In reading that, I found that I knew the music until I was about 43. I've always been really eclectic in my tastes, so I wasn't wanting for alternatives (and this was 23 years ago, when more of those alternatives could be found on the radio), but I had forgotten and was kind of surprised to see that I was still saving a pushbutton for CHR into my forties.
Quite interestingly, one of the things that has finally driven me away from Top 40 radio, at least in my location, is that the songs are coming back round again. On hot rotation locally are remixes of of Bills Bills Bills by Destiny's Child and I Love Your Smile by Shanice and a reworked version of Blue by Eiffel 65, songs that were okay when they were out originally but I just don't want to hear them so regularly because they aren't new to me, I remember them from the first time round. A big chunk of the playlist on CHR and Rhythmic Contemporary stations over the past year or two has been made up of EDM remixes of old songs from the 90s and 2000s - I was around for their first incarnations. It feels like they're sweating the assets.

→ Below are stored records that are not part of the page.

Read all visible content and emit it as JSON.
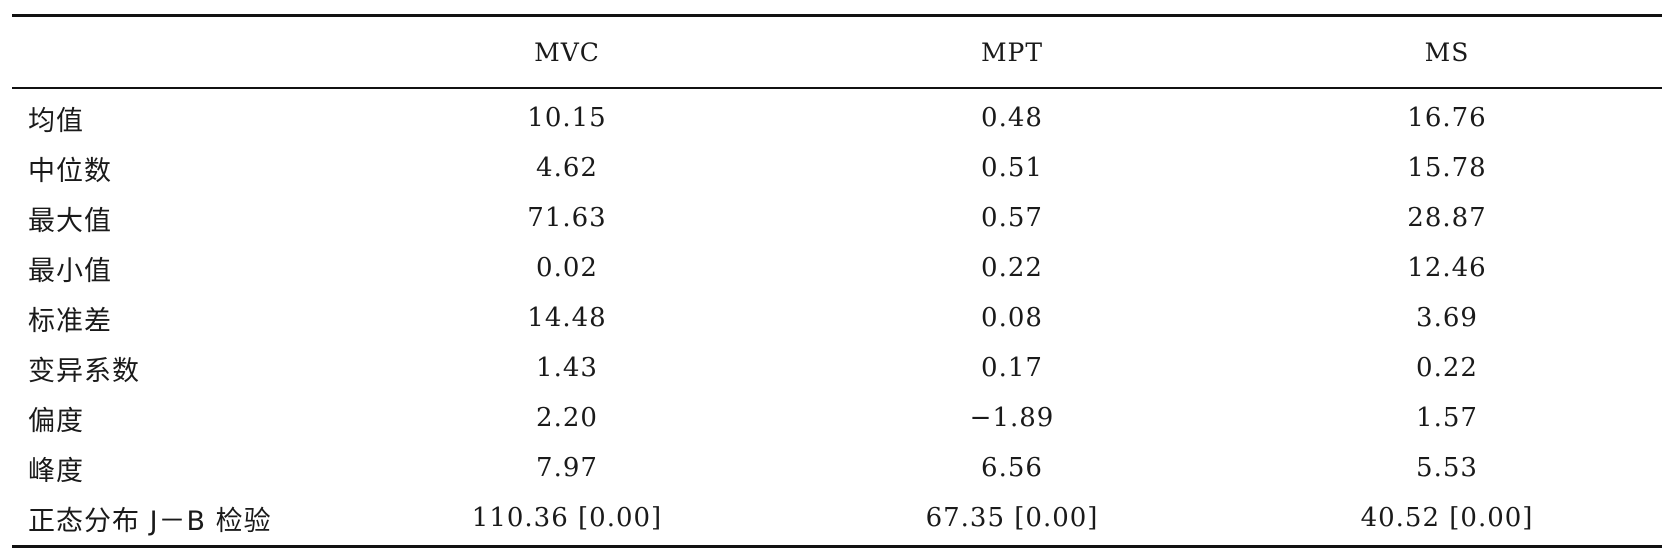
{
  "table": {
    "columns": [
      "",
      "MVC",
      "MPT",
      "MS"
    ],
    "rows": [
      {
        "label": "均值",
        "values": [
          "10.15",
          "0.48",
          "16.76"
        ]
      },
      {
        "label": "中位数",
        "values": [
          "4.62",
          "0.51",
          "15.78"
        ]
      },
      {
        "label": "最大值",
        "values": [
          "71.63",
          "0.57",
          "28.87"
        ]
      },
      {
        "label": "最小值",
        "values": [
          "0.02",
          "0.22",
          "12.46"
        ]
      },
      {
        "label": "标准差",
        "values": [
          "14.48",
          "0.08",
          "3.69"
        ]
      },
      {
        "label": "变异系数",
        "values": [
          "1.43",
          "0.17",
          "0.22"
        ]
      },
      {
        "label": "偏度",
        "values": [
          "2.20",
          "−1.89",
          "1.57"
        ]
      },
      {
        "label": "峰度",
        "values": [
          "7.97",
          "6.56",
          "5.53"
        ]
      },
      {
        "label": "正态分布 J－B 检验",
        "values": [
          "110.36 [0.00]",
          "67.35 [0.00]",
          "40.52 [0.00]"
        ]
      }
    ]
  }
}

For me personally, it hasn't been a slow drift away from CHR, it's been a fairly sudden shift in my listening habits over the past month or two as I reach my 37th birthday. I get in the car, or log in to work from home and put the radio on, and I hit my CHR preset button out of habit and almost immediately go "why am I listening to this shit?" and switch off or away. I just don't want to hear old songs that some "superstar DJ/producer" has put a donk on, or someone rapping away about how much money they've got or how many girls they've bedded, or what fashion brands they're wearing - I swear some of the recent CHR hits have just been someone rapping a list of luxury brands, Victoria's Secret, Gucci, Ferrari.

I guess I just turned into an old lady all of a sudden, in tandem with other areas of my life where I've settled down and don't really have the desire to make any changes, and large parts of the modern world look increasingly stupid. I never did get TikTok. It comes to us all.